When the NYRB hit the news-stands, it was further revealed that Silvers had elected to run Smith's article under the headline "Two Paths for Novel" in the slot immediately following John Banville's probing review of How Fiction Works. Smith's essay was eye-catching for another reason too: organized as a schematic comparison between Netherland and Tom McCarthy's Remainder, it marked an unusual instance of a second review of both books in the pages of the NYRB. Both of those books had already received positive notices. But Smith would be more iconoclastic. On the one hand, she dubbed the experimental Remainder "one of the great English novels of the past ten years." On the other, she pronounced the realist Netherland to be conservative and conventional. "It seems perfectly done—in a sense that's the problem. It's so precisely the image of what we have been taught to value in fiction that it throws that image into a kind of existential crisis, as the photograph gifts a nervous breakdown to the painted portrait."
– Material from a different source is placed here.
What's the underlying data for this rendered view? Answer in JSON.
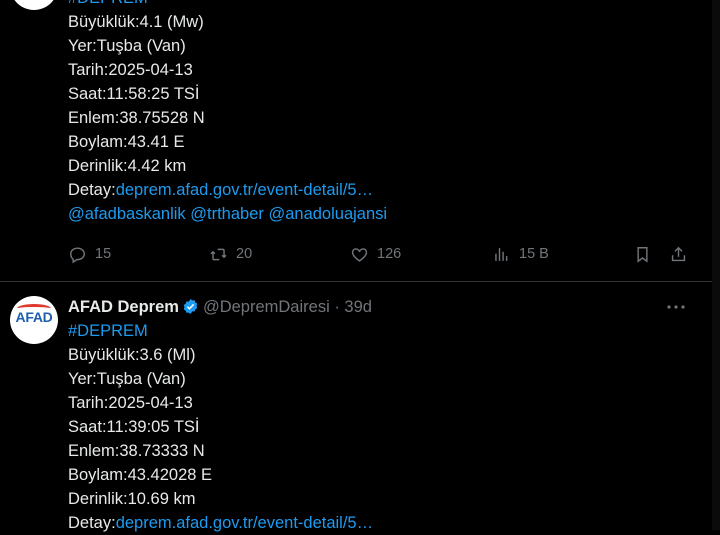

If a novel "seems perfectly done" to the extent that this provokes nervous breakdowns, it seems clear that the issue lies with the aesthetic, not with the author. And although Smith never mentions the name of James Wood in her essay, it is hard not to see his philosophy of criticism as its ultimate target. "[T]he American metafiction that stood in opposition to Realism to has been relegated to a safe corner of literary history," Smith observes, "and dismissed by our most famous public critics as intellectual brinkmanship that lacked heart." Yet this dismissal, she suggests, is about to be reversed—for "Remainder… means to shake the novel out of its present complacency. It clears away a little of the dead wood, offering a glimpse of an alternate road down which the novel might, with difficulty, travel forward."

Without necessarily agreeing on the direction, others certainly agreed on the need for the dead wood-clearing. Two weeks after the publication of Smith's essay, the velvet-gloved brawler William Deresiewicz added his own name to list of removal men with a piece in The Nation entitled "How Wood Works," which variously labelled Wood "sloppy," "condescending," "imperious" and "blundering." Here was an intriguing instance of two foreign lines of attack converging on a single enemy. Whereas Smith set out her on stall on that "skewed side road where we greet Georges Perec, Clarice Lispector, Maurice Blanchot, William Burroughs, JG Ballard," Deresiewicz anchored his own arguments with the bygone quintet of New York intellectuals of Edmund Wilson, Lionel Trilling, Alfred Kazin, Irving Howe and Elizabeth Hardwick. "What made these thinkers so distinguished," Dereswiacz observed, "what made their criticism so significant not only for American literature but also for this country's intellectual culture as a whole, was not great learning, or great thinking, or great expressive ability, or great sensitivity to literary feeling and literary form… but a passionate involvement with what lies beyond the literary and creates its context."

Deresiewicz himself eviscerated Smith's On Beauty back in 2005 ("facility is the most dubious of gifts…"); the pair make an odd couple in many respects. But what they share is a view that criticism of Wood's ilk remains blind to something important in contemporary fiction—and the coincidence of their arguments suggest that they are far from the only ones thinking this. Look at, for instance, the incredible recent success of that sprawling, ferocious and profoundly non-realist novel, Roberto Bolaño's 2666, which appeared in English translation in early 2009 to near-unanimous acclaim; The New Yorker was one of the only major cultural magazines or newspapers not to treat it at any great length.

In the usual run of things, schools of criticism aren't so much wiped-out as cut-off; left quietly to dry up while the mainstream of literary thinking flows elsewhere. Judging by the current ebb and flow of the world of letters—and the increasingly ascendant authority of Zadie Smith's critical voice at the NYRB—even ardent admirers of Wood's approach may soon find themselves in a world very different to the one that fell at his feet nine years ago.